On August 29, 2003, the Center for Medicare & Medicaid Services (CMS) published the revised EMTALA obligations for the perusal of hospitals and doctors. In summary, these regulations try to define the cases where EMTALA is applicable, and also the circumstances and situations that warrant its application. The statutes framed therein define the obligations of various parties in a variety of emergency situations and conditions. In effect, the statutes
- Address prior authorization obligations on delivery of healthcare;
- Clarify what is expected of “Dedicated Emergency Departments”
- Makes clear the application of EMTALA to inpatient, outpatient, provider based, and other hospital facilities
- Re-defines on-call obligations and the responsibility of on-call physicians
- Explains its applicability to hospital owned ambulances
- And finally, elucidates requirements during national emergencies and other contingencies.
Effects of EMTALA on Healthcare
The Emergency Medical Treatment and Active Labor Act (EMTALA) is an important legislation that governs a healthcare professional’s code of conduct in dealing with a patient in an Emergency Room. It defines the conditions and circumstances under which a patient may be denied treatment or transferred to another hospital.
The EMTALA is part of the Consolidated Omnibus Budget Reconciliation Act (COBRA) that was passed in 1986. EMTALA has a broad range of implications that determines the provisions of emergency care treatment for patients, including the ones who are registered under Medicare. It has to be remembered that EMTALA is applicable only to hospitals and other medical centers that have entered into “provider agreements” with the Federal government. The Federal government agency The Department of Health and Human Services provides payment to these hospitals for treatment provided to patients enrolled with their program. Since a majority of the American demography are beneficiaries of one program or the other offered by this government agency, hospital managements don’t have an option other than adopting EMTALA rules and regulations in dealing with patients (Rosenbaum, 2003). So, when hospitals are bound by the EMTALA, they cannot overlook patient needs in favor of monetary gains. In other words, patients needing critical care and immediate attention cannot be turned away or directed to other hospitals just because they are not in a position to pay for the services. In this sense, the Act can also be interpreted as a “non-discrimination statute”. The Act ensures that patients who are subscribed to government insurance programs get all the benefits that are afforded by private insurance programs (Westfall, 2003).
Some of the essential provisions under EMTALA are as follows:
- All patients who are brought to a hospital under an emergency situation should be properly screened so as to determine the exact nature and intensity of their medical condition. If the condition is deemed an emergency, then the patient “should” be provided with all necessary care that is required at that moment. Only when the patient recovers to a state of stability can the hospital management delve into such matters as his/her health insurance, etc. If the results of the screening examination don’t term the condition as an emergency, then the hospital is allowed to act as per its internal policies.
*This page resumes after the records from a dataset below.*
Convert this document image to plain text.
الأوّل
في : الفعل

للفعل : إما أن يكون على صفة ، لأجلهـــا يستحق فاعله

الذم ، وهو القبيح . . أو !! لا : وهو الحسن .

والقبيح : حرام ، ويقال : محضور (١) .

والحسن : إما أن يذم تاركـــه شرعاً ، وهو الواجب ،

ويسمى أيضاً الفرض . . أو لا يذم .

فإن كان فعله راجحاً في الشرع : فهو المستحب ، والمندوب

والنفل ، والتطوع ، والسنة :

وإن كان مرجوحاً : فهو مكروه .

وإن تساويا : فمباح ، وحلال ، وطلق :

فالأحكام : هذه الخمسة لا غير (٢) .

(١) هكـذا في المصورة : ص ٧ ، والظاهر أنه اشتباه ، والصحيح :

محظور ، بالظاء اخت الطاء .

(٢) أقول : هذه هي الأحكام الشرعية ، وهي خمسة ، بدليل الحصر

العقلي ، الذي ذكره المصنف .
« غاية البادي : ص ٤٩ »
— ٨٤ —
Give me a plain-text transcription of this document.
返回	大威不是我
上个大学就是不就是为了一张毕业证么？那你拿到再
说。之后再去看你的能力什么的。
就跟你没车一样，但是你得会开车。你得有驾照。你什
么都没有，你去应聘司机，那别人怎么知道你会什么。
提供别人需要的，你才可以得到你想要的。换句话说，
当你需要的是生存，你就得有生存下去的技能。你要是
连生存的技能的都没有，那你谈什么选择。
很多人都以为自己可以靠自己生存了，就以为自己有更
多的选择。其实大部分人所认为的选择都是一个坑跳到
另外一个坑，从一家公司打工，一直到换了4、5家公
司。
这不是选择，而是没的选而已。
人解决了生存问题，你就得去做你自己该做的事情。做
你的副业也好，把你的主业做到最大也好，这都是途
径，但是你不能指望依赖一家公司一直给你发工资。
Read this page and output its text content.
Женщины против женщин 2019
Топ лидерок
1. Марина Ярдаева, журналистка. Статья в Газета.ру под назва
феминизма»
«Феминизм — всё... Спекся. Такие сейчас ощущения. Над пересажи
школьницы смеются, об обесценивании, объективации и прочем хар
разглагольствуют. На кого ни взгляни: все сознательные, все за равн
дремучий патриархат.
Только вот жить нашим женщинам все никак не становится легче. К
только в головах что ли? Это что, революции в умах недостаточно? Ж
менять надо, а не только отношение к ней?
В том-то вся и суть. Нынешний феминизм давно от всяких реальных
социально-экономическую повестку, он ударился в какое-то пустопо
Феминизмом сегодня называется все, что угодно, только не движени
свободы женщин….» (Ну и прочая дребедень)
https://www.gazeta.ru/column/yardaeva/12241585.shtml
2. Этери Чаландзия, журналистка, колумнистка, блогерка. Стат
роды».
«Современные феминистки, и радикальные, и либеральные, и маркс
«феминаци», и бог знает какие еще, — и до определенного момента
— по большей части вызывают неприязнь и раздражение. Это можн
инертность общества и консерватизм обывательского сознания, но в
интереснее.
- In case the patient being brought in is a woman in active labor, then it is imperative on part of the hospital to cater to all the needs of the patient till she delivers (Bristol, 2006).
There are some other technical qualifiers attached with EMTALA. One such is that the screening examination must be carried out only by a qualified medical officer as recognized by the government. This means that the medical officer should meet all the requirements of 42 CFR 482.55. Another requirement imposed on the hospital is to display signs within the hospital premises where patients can learn about their rights under EMTALA (Westfall, 2003).